Rugbjerg explained that, previously, new biosensors needed to be made for each type of product researchers wanted to detect, making it a time-consuming process. 

“We’ve shown that we can implement this technology with various products in various different organisms,” Rugbjerg said. This coincides with the Agile BioFoundry’s work in non-model organisms. 

Another aspect of the project is working with the Advanced Biofuels and Bioproducts Process Development Unit (ABPDU) to test the scalability of Enduro’s technology. 

“We’ll give them different strains with this new technology, Enduro Sense, and they will characterize it and demonstrate how it works up to a relatively large scale,” Rugbjerg said.

The teams’ findings will be shared publicly — they hope insights gained from this collaboration will be able to benefit the larger biotechnology industry. 

“We want to push the edge,” Rugbjerg said. “That’s why it’s so great to be working with the Agile BioFoundry and the ABPDU, because they are known to be ambitious and talented.”

“Understanding and countering microbial heterogeneity in bioreactors during the progression of fermentations is imperative to the success of any bioprocess.
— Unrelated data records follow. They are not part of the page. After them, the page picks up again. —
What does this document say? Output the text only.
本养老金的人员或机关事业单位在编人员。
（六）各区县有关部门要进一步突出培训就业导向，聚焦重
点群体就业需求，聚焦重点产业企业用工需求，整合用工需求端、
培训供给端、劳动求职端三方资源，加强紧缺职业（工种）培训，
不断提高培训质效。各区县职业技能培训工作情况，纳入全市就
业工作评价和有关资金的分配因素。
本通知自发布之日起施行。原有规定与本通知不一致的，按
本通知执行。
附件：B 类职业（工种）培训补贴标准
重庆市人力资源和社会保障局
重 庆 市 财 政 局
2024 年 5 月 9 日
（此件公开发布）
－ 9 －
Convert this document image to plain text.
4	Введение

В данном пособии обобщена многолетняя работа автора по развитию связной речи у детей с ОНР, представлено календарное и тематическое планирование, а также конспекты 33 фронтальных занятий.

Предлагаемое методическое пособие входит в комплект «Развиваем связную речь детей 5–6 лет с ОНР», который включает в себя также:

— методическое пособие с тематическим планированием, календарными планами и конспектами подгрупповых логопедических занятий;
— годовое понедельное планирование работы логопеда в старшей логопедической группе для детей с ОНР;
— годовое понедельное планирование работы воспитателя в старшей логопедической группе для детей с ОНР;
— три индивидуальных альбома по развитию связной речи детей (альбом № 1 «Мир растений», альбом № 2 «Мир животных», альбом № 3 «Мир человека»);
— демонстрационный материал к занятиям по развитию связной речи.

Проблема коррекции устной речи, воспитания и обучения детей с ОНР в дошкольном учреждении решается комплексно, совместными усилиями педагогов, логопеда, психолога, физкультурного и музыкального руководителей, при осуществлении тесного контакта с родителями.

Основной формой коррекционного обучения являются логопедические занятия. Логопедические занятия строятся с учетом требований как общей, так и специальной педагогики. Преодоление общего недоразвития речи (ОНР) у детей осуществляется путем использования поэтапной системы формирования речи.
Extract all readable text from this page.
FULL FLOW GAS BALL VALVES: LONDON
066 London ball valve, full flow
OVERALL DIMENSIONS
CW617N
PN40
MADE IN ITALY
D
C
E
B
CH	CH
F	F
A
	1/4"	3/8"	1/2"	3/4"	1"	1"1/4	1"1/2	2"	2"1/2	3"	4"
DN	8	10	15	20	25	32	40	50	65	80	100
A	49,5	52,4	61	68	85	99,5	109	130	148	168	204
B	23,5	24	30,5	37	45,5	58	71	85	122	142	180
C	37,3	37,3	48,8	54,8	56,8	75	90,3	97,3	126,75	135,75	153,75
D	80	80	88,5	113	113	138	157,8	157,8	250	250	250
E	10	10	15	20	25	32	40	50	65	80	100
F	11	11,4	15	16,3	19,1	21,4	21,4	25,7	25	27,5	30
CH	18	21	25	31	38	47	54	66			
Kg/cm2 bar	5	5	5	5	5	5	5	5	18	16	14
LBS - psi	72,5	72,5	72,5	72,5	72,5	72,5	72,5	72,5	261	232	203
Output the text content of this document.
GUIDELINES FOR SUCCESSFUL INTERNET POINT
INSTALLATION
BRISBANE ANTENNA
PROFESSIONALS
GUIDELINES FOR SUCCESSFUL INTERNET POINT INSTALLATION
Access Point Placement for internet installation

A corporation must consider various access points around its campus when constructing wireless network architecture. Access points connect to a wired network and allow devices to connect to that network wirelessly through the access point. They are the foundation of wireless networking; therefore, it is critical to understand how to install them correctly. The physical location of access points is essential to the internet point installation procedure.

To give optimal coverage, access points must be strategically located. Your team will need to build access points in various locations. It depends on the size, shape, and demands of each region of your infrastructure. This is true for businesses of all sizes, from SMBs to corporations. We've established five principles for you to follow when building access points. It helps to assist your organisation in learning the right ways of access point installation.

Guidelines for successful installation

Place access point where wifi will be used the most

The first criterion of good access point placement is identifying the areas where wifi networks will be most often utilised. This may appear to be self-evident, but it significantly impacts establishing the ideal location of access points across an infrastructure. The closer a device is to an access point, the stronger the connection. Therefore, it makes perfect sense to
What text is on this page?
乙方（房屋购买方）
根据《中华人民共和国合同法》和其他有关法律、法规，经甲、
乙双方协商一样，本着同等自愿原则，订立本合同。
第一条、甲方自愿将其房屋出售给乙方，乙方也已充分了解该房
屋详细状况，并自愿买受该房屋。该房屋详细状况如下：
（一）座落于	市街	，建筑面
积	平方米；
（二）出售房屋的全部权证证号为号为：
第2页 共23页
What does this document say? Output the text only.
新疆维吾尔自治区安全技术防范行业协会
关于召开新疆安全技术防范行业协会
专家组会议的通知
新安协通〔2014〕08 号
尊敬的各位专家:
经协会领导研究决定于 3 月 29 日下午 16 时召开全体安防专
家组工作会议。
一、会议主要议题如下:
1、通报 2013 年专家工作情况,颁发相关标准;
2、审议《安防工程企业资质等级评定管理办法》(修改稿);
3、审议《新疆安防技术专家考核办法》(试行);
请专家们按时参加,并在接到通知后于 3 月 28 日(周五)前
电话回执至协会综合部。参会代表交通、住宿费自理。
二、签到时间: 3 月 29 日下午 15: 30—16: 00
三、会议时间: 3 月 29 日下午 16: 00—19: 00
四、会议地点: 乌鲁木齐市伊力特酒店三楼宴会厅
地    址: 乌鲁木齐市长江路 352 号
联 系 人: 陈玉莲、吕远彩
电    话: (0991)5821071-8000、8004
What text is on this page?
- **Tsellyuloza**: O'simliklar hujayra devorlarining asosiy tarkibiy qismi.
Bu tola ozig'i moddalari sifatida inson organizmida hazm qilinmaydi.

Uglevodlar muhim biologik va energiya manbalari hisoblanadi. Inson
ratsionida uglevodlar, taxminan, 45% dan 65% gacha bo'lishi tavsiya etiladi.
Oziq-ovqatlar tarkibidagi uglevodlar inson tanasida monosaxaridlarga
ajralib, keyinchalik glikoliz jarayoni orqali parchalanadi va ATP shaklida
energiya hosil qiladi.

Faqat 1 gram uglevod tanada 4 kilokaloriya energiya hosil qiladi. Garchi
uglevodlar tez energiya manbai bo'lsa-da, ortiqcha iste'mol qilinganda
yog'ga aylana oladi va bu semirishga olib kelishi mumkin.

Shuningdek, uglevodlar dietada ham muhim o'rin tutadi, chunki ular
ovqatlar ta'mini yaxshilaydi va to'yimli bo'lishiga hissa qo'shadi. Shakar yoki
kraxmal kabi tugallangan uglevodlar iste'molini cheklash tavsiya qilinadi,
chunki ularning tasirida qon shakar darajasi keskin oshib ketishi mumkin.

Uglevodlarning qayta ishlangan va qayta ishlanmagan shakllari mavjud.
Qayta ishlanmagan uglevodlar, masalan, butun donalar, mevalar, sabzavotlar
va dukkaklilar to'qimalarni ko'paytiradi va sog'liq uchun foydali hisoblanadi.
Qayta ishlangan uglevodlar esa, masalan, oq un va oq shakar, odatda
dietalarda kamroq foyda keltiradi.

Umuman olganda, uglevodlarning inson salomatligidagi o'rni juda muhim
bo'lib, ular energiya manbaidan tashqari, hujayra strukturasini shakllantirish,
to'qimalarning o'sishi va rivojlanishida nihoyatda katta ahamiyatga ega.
Enduro has generated unique and essential technologies that we are very excited to deploy in this project,” said Deepti Tanjore, Director of ABPDU.

This collaboration between the Agile BioFoundry and industry is one of eight projects totaling over $5 million announced in 2020 by the U.S. Department of Energy to conduct research and development needed to accelerate the U.S. biomanufacturing sector.

The Agile BioFoundry is funded by the U.S. Department of Energy Bioenergy Technologies Office.